I do not make these comparisons to convey the impression that worker safety is not a valid concern. The chamber is on record in support of responsible safety and health legislation. I do mean to stress, however, the need to consider the problem in its proper context.

On April 28, 1971, the law was put into effect. One month later a special edition of the Federal Register was published containing close to 250 pages of safety and health standards.

Businessmen were given 3 months to familiarize themselves with these standards before the majority of them were to be effective.

The national chamber, along with the Department of Labor, continues to receive inquiries from people who have just heard of the law or who know of it but do not know how it applies to their business.

Even if we assume these employers are aware of the act's coverage, it is fair or reasonable to expect millions of them to be familiar with this technical language written with the help of sophisticated safety engineers.

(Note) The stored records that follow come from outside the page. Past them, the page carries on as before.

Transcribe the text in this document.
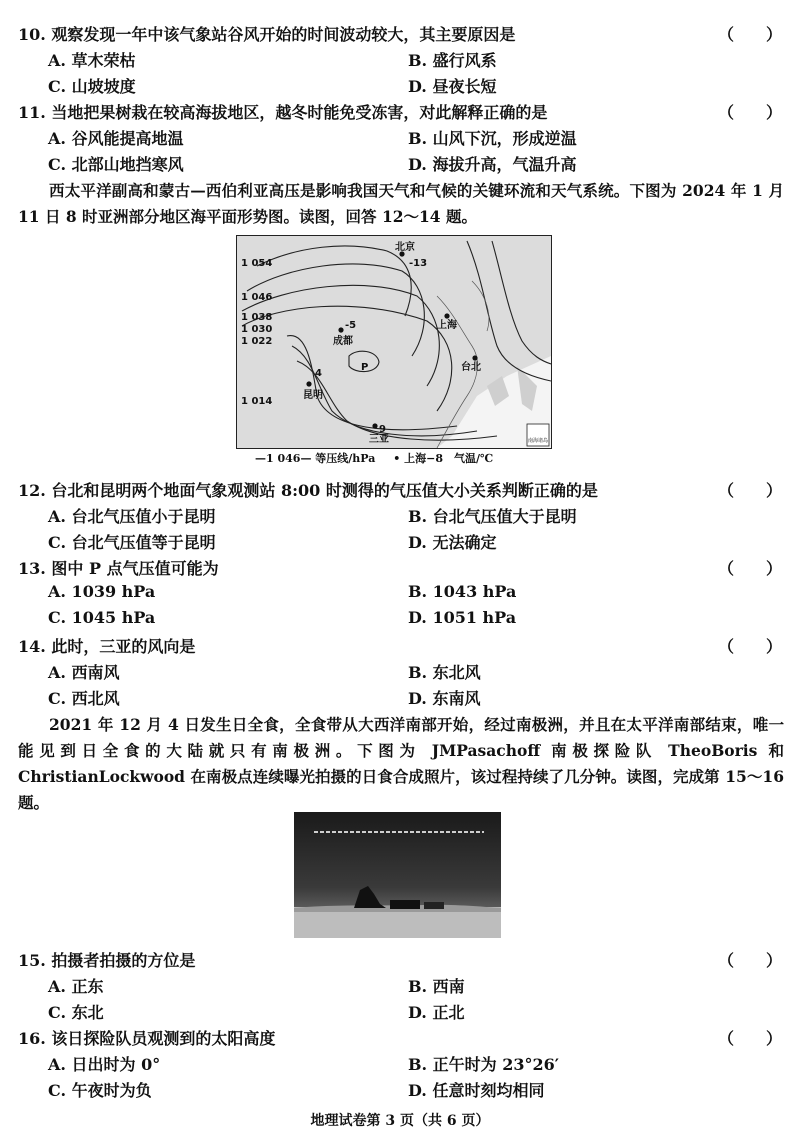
10. 观察发现一年中该气象站谷风开始的时间波动较大，其主要原因是	（　　）
A. 草木荣枯	B. 盛行风系
C. 山坡坡度	D. 昼夜长短
11. 当地把果树栽在较高海拔地区，越冬时能免受冻害，对此解释正确的是	（　　）
A. 谷风能提高地温	B. 山风下沉，形成逆温
C. 北部山地挡寒风	D. 海拔升高，气温升高
西太平洋副高和蒙古—西伯利亚高压是影响我国天气和气候的关键环流和天气系统。下图为 2024 年 1 月 11 日 8 时亚洲部分地区海平面形势图。读图，回答 12～14 题。
北京
-13
上海
-5
成都
4
昆明
台北
P
9
三亚
1 054
1 046
1 038
1 030
1 022
1 014
南海诸岛
—1 046— 等压线/hPa • 上海−8　气温/℃
12. 台北和昆明两个地面气象观测站 8:00 时测得的气压值大小关系判断正确的是	（　　）
A. 台北气压值小于昆明	B. 台北气压值大于昆明
C. 台北气压值等于昆明	D. 无法确定
13. 图中 P 点气压值可能为	（　　）
A. 1039 hPa	B. 1043 hPa
C. 1045 hPa	D. 1051 hPa
14. 此时，三亚的风向是	（　　）
A. 西南风	B. 东北风
C. 西北风	D. 东南风
2021 年 12 月 4 日发生日全食，全食带从大西洋南部开始，经过南极洲，并且在太平洋南部结束，唯一能见到日全食的大陆就只有南极洲。下图为 JMPasachoff 南极探险队 TheoBoris 和 ChristianLockwood 在南极点连续曝光拍摄的日食合成照片，该过程持续了几分钟。读图，完成第 15～16 题。
15. 拍摄者拍摄的方位是	（　　）
A. 正东	B. 西南
C. 东北	D. 正北
16. 该日探险队员观测到的太阳高度	（　　）
A. 日出时为 0°	B. 正午时为 23°26′
C. 午夜时为负	D. 任意时刻均相同
地理试卷第 3 页（共 6 页）
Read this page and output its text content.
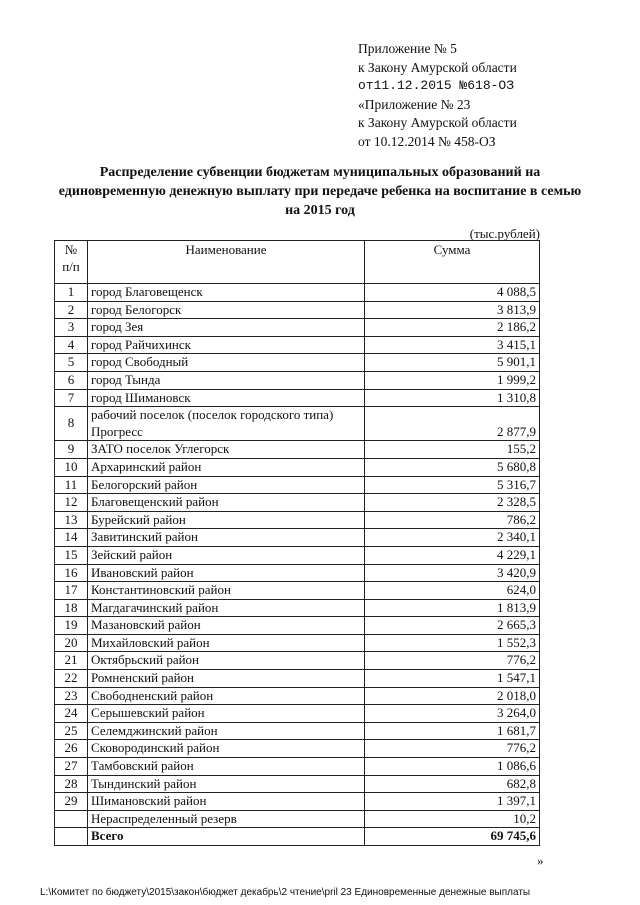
Приложение № 5
к Закону Амурской области
от11.12.2015 №618-ОЗ
«Приложение № 23
к Закону Амурской области
от 10.12.2014 № 458-ОЗ
Распределение субвенции бюджетам муниципальных образований на единовременную денежную выплату при передаче ребенка на воспитание в семью на 2015 год
(тыс.рублей)
№ п/п	Наименование	Сумма
1	город Благовещенск	4 088,5
2	город Белогорск	3 813,9
3	город Зея	2 186,2
4	город Райчихинск	3 415,1
5	город Свободный	5 901,1
6	город Тында	1 999,2
7	город Шимановск	1 310,8
8	рабочий поселок (поселок городского типа) Прогресс	2 877,9
9	ЗАТО поселок Углегорск	155,2
10	Архаринский район	5 680,8
11	Белогорский район	5 316,7
12	Благовещенский район	2 328,5
13	Бурейский район	786,2
14	Завитинский район	2 340,1
15	Зейский район	4 229,1
16	Ивановский район	3 420,9
17	Константиновский район	624,0
18	Магдагачинский район	1 813,9
19	Мазановский район	2 665,3
20	Михайловский район	1 552,3
21	Октябрьский район	776,2
22	Ромненский район	1 547,1
23	Свободненский район	2 018,0
24	Серышевский район	3 264,0
25	Селемджинский район	1 681,7
26	Сковородинский район	776,2
27	Тамбовский район	1 086,6
28	Тындинский район	682,8
29	Шимановский район	1 397,1
	Нераспределенный резерв	10,2
	Всего	69 745,6
»
L:\Комитет по бюджету\2015\закон\бюджет декабрь\2 чтение\pril 23 Единовременные денежные выплаты
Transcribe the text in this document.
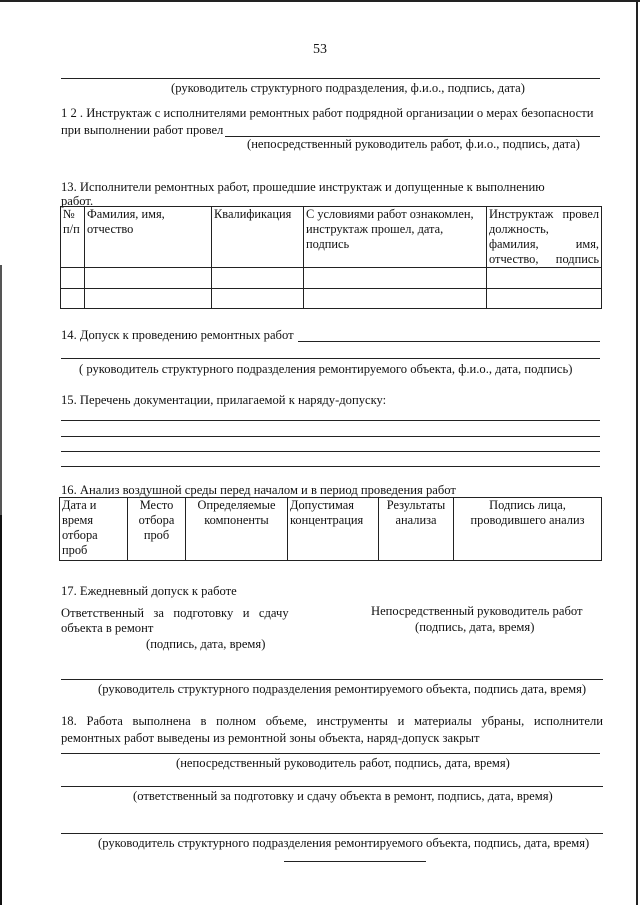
53
(руководитель структурного подразделения, ф.и.о., подпись, дата)
1 2 . Инструктаж с исполнителями ремонтных работ подрядной организации о мерах безопасности
при выполнении работ провел
(непосредственный руководитель работ, ф.и.о., подпись, дата)
13. Исполнители ремонтных работ, прошедшие инструктаж и допущенные к выполнению
работ.
№ п/п	Фамилия, имя, отчество	Квалификация	С условиями работ ознакомлен, инструктаж прошел, дата, подпись	Инструктаж провел должность, фамилия, имя, отчество, подпись

14. Допуск к проведению ремонтных работ
( руководитель структурного подразделения ремонтируемого объекта, ф.и.о., дата, подпись)
15. Перечень документации, прилагаемой к наряду-допуску:
16. Анализ воздушной среды перед началом и в период проведения работ
Дата и время отбора проб	Место отбора проб	Определяемые компоненты	Допустимая концентрация	Результаты анализа	Подпись лица, проводившего анализ
17. Ежедневный допуск к работе
Ответственный   за   подготовку   и   сдачу
объекта в ремонт
(подпись, дата, время)
Непосредственный руководитель работ
(подпись, дата, время)
(руководитель структурного подразделения ремонтируемого объекта, подпись дата, время)
18. Работа выполнена в полном объеме, инструменты и материалы убраны, исполнители
ремонтных работ выведены из ремонтной зоны объекта, наряд-допуск закрыт
(непосредственный руководитель работ, подпись, дата, время)
(ответственный за подготовку и сдачу объекта в ремонт, подпись, дата, время)
(руководитель структурного подразделения ремонтируемого объекта, подпись, дата, время)
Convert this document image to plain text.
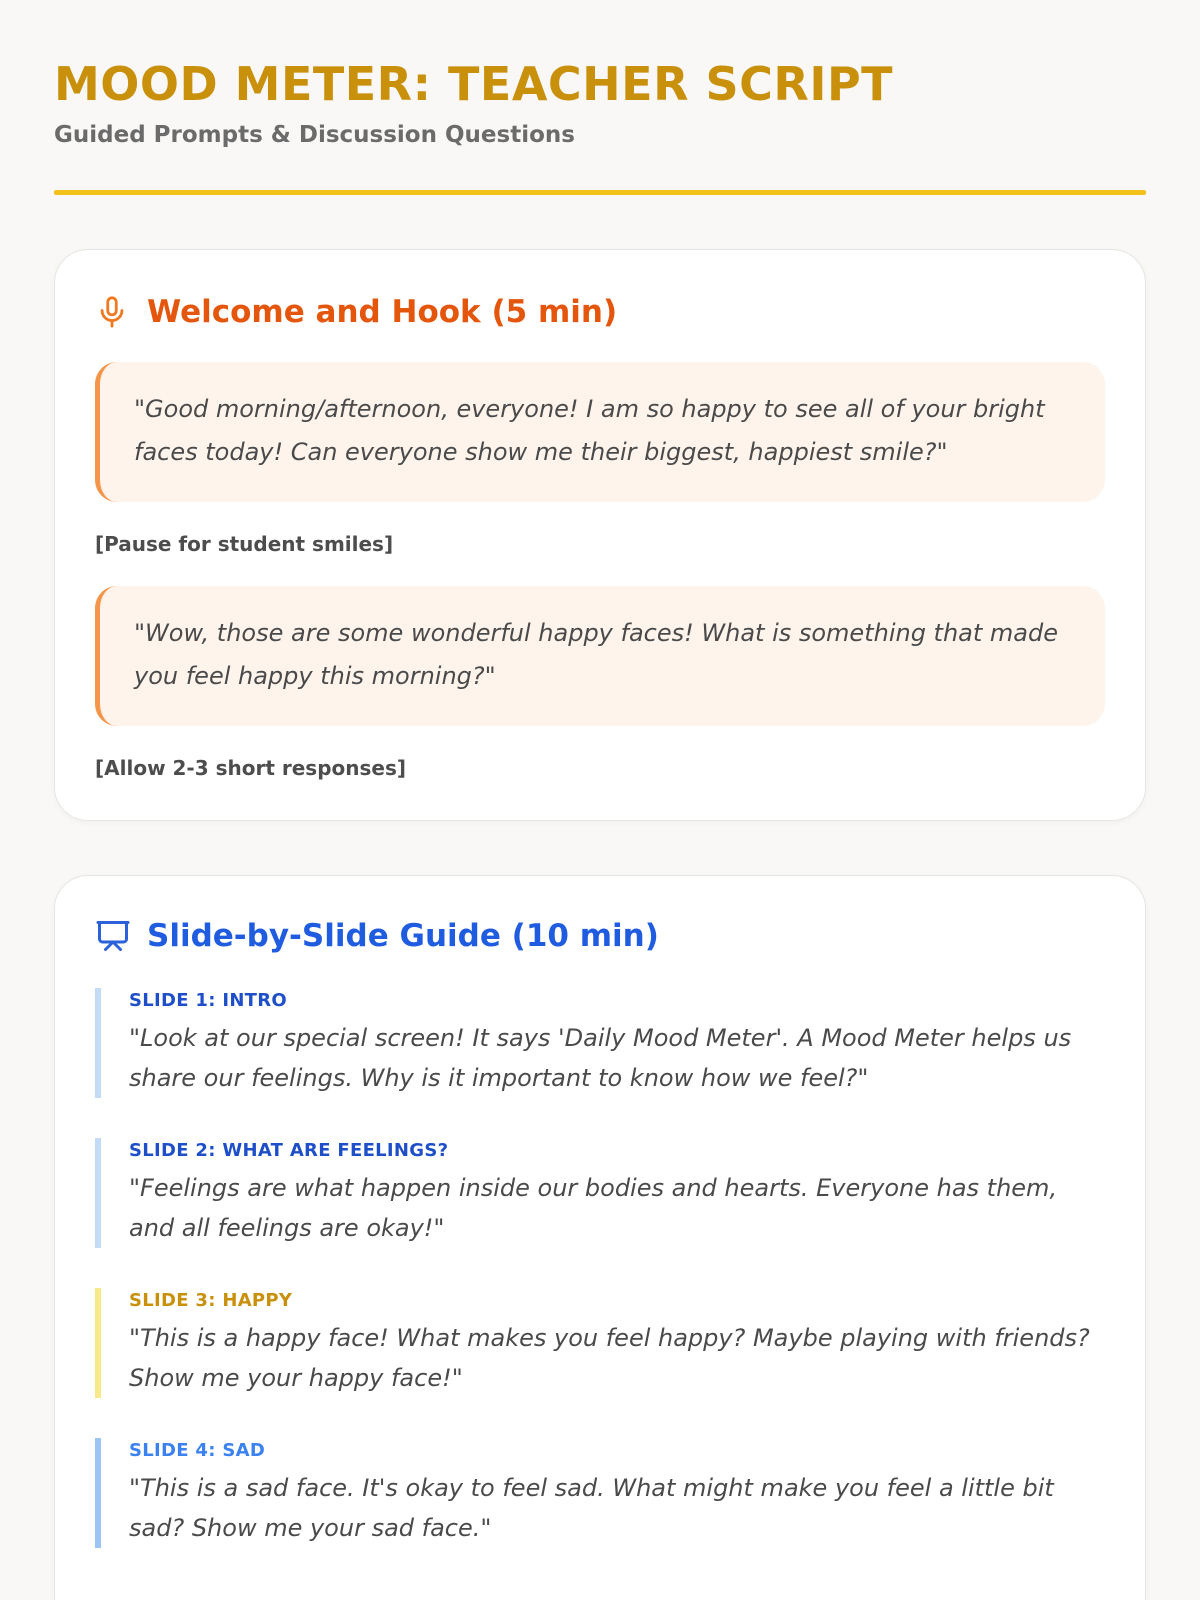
MOOD METER: TEACHER SCRIPT
Guided Prompts & Discussion Questions
Welcome and Hook (5 min)
"Good morning/afternoon, everyone! I am so happy to see all of your bright faces today! Can everyone show me their biggest, happiest smile?"
[Pause for student smiles]
"Wow, those are some wonderful happy faces! What is something that made you feel happy this morning?"
[Allow 2-3 short responses]
Slide-by-Slide Guide (10 min)
SLIDE 1: INTRO
"Look at our special screen! It says 'Daily Mood Meter'. A Mood Meter helps us share our feelings. Why is it important to know how we feel?"
SLIDE 2: WHAT ARE FEELINGS?
"Feelings are what happen inside our bodies and hearts. Everyone has them, and all feelings are okay!"
SLIDE 3: HAPPY
"This is a happy face! What makes you feel happy? Maybe playing with friends? Show me your happy face!"
SLIDE 4: SAD
"This is a sad face. It's okay to feel sad. What might make you feel a little bit sad? Show me your sad face."
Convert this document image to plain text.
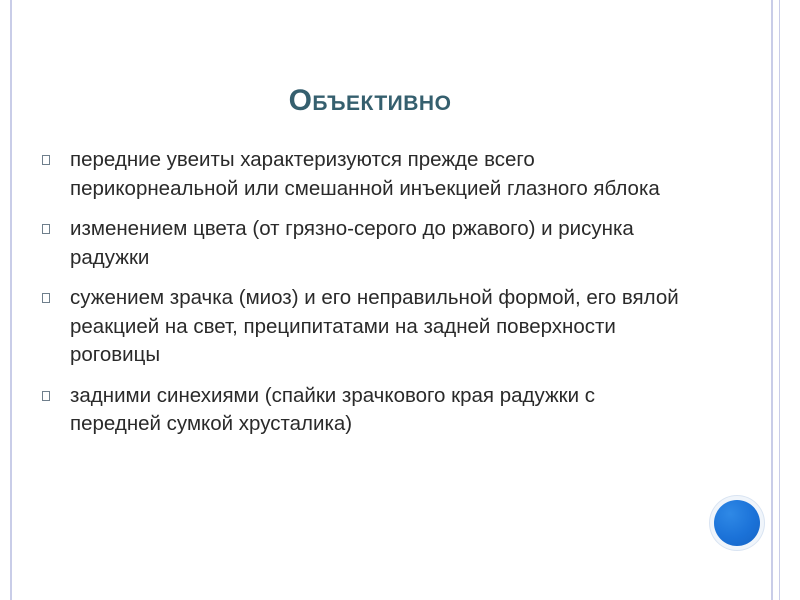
Объективно
передние увеиты характеризуются прежде всего перикорнеальной или смешанной инъекцией глазного яблока
изменением цвета (от грязно-серого до ржавого) и рисунка радужки
сужением зрачка (миоз) и его неправильной формой, его вялой реакцией на свет, преципитатами на задней поверхности роговицы
задними синехиями (спайки зрачкового края радужки с передней сумкой хрусталика)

The employer needs help in interpreting the standards. He normally cannot afford to employ a safety engineer on his staff and therefore, logically looks to the Government to determine his obligations.

The Occupational Safety and Health Administration, however, refuses to point out those apparent violations on the premises without penalty. They claim the law does not permit this type of consultation. George Guenther, Assistant Secretary of the Occupational Safety and Health Administration, has recently testified, however, that the Administration would support an amendment to the act which contemplates these onsite consultations without penalty. We welcome and support this position.

Perhaps the greatest problem in this entire standards area results from the impression that the consensus standards had the blessing of the business community as the last word on safety.

On October 16, 1969, we testified before this subcommittee in an attempt to correct this assumption. We stated:

National consensus standards are expressly intended to be guides-not ironclad limitations. Their real value lies in their flexible application to a number of diverse employment situations. It would, therefore, be both a basic and grave mistake to adopt such standards as inflexible and wooden rules and we urge that they not be so treated.

Unfortunately, this advice was not heeded and failure to do so has in large measure resulted in these hearings being held today.

The problem of failing to adopt responsible standards is magnified when coupled with the act's prohibition of advance notice of inspections. What is the small employer to do if an inspector shows up unannounced to test the air for a contaminant?

He does not employ a full-time hygienist, industrial physician or safety engineer. How does he know that the test is being properly administered?

How can he adequately defend himself without the ability to make a similar test at that time to verify the results? If he knew that an inspection was going to be made, he would have time to get his own expert to monitor the test.

We suggest that the act be amended in this area in order to provide due process.

A major problem in the penalty area is fining the employer without his knowledge of the violation. All employers cannot realistically be expected to be acquainted with existing and continually changing requirements under the act.

Were penalties not instituted until an employer failed to comply with a notice of violation, many businessmen would feel somewhat differently toward the act.

Those opposing our view say that businessmen will not voluntarily come into compliance without penalties being threatened on the first inspection. They are wrong. In fact, the Department has recently stated that 98 percent of the citations have been for nonserious violations. These citations result in relatively light penalties as compared to those for serious violations.

Most are proposed in the $100 to $200 range. This relatively low level is justified by the nature of the violations. Those penalties proposed for failure to abate coupled with a desire to provide safe working conditions are the real incentives to comply with the act.

Whatever is gained in compliance by the act's punitive approach is lost many times over by the growing resentment, lack of respect, and feelings of disenfranchisement felt by businessmen today.

The act should guarantee that a businessman will not be fined after an inspector's first visit if he did not know he was violating a standard. One of the most troublesome parts of the entire compliance problem is the failure of the act to specifically provide a grandfather clause for noncomplying equipment. Without such language the administration has adopted or proposed in only very few instances standards that would allow an employer to receive more than 6 months additional use from equipment or facilities that were within the law 18 months ago but are presently considered unsafe.

The true spirit of allowing a business to responsibly phase out its investments was evidenced in a proposed amendment to the sanitation standards. It states that closed-front toilet seats may be phased out through normal use.

Only new or replacement seats would have to comply with the requirement of installing the open-front type. Unfortunately, the economic relief afforded by that change does not offset standards and interpretations of those standards which require that equipment costing hundreds of thousands of dollars be scrapped or dramatically modified long before its useful life is over.